This Sandalwood is endemic to Hawaii and found throughout the state. Grows to a height of 30 feet and can get 10 feet in width. Fragrant flowers and fragrant heart wood is what this tree was prized for. This type of Sandalwood grows from sea level to an elevation of 4000 ft.
The Hawaiian name lāʻau ʻala literally means “sweet wood” or “fragrant wood.” Though early Hawaiians may not have used sandalwood extensively, it was still valued. Besides used as firewood, the wood was sometimes used to make ʻūkēkē or musical bow.

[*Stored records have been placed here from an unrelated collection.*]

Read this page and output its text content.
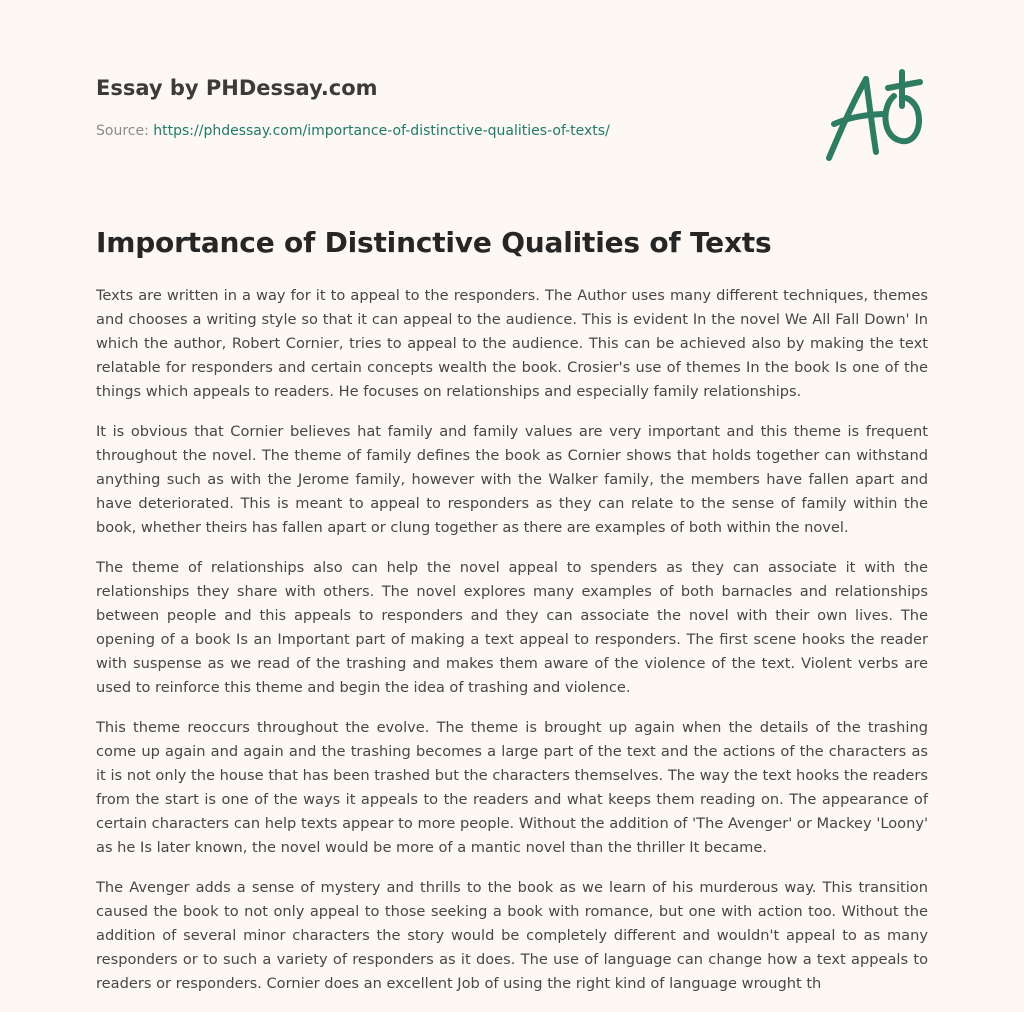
Essay by PHDessay.com
Source: https://phdessay.com/importance-of-distinctive-qualities-of-texts/
Importance of Distinctive Qualities of Texts

Texts are written in a way for it to appeal to the responders. The Author uses many different techniques, themes and chooses a writing style so that it can appeal to the audience. This is evident In the novel We All Fall Down' In which the author, Robert Cornier, tries to appeal to the audience. This can be achieved also by making the text relatable for responders and certain concepts wealth the book. Crosier's use of themes In the book Is one of the things which appeals to readers. He focuses on relationships and especially family relationships.

It is obvious that Cornier believes hat family and family values are very important and this theme is frequent throughout the novel. The theme of family defines the book as Cornier shows that holds together can withstand anything such as with the Jerome family, however with the Walker family, the members have fallen apart and have deteriorated. This is meant to appeal to responders as they can relate to the sense of family within the book, whether theirs has fallen apart or clung together as there are examples of both within the novel.

The theme of relationships also can help the novel appeal to spenders as they can associate it with the relationships they share with others. The novel explores many examples of both barnacles and relationships between people and this appeals to responders and they can associate the novel with their own lives. The opening of a book Is an Important part of making a text appeal to responders. The first scene hooks the reader with suspense as we read of the trashing and makes them aware of the violence of the text. Violent verbs are used to reinforce this theme and begin the idea of trashing and violence.

This theme reoccurs throughout the evolve. The theme is brought up again when the details of the trashing come up again and again and the trashing becomes a large part of the text and the actions of the characters as it is not only the house that has been trashed but the characters themselves. The way the text hooks the readers from the start is one of the ways it appeals to the readers and what keeps them reading on. The appearance of certain characters can help texts appear to more people. Without the addition of 'The Avenger' or Mackey 'Loony' as he Is later known, the novel would be more of a mantic novel than the thriller It became.

The Avenger adds a sense of mystery and thrills to the book as we learn of his murderous way. This transition caused the book to not only appeal to those seeking a book with romance, but one with action too. Without the addition of several minor characters the story would be completely different and wouldn't appeal to as many responders or to such a variety of responders as it does. The use of language can change how a text appeals to readers or responders. Cornier does an excellent Job of using the right kind of language wrought th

Medicinally, the leaves were used as a shampoo for dandruff and head lice; and a drink from powdered material for male and female sex organs or “for sores of long duration.”
The fragrant heartwood and bark of ʻiliahialoʻe was pounded to scent the smell of new kapa (tapa), and when added with coconut oil the would water proof the material.
One older source (Charles Gaudichaud,1819) states that Hawaiians “used all fragrant plants, all flowers and even colored fruits” for lei making. The red or yellow were indicative of divine and cheifly rank; the purple flowers and fruit, or with fragrance, were associated with divinety. Because of their long-standing place in oral tradition, the leaves, new leaves (liko) and flowers of ʻiliahialoʻe were likely used for lei making by early Hawaiians, even though there are no written sources.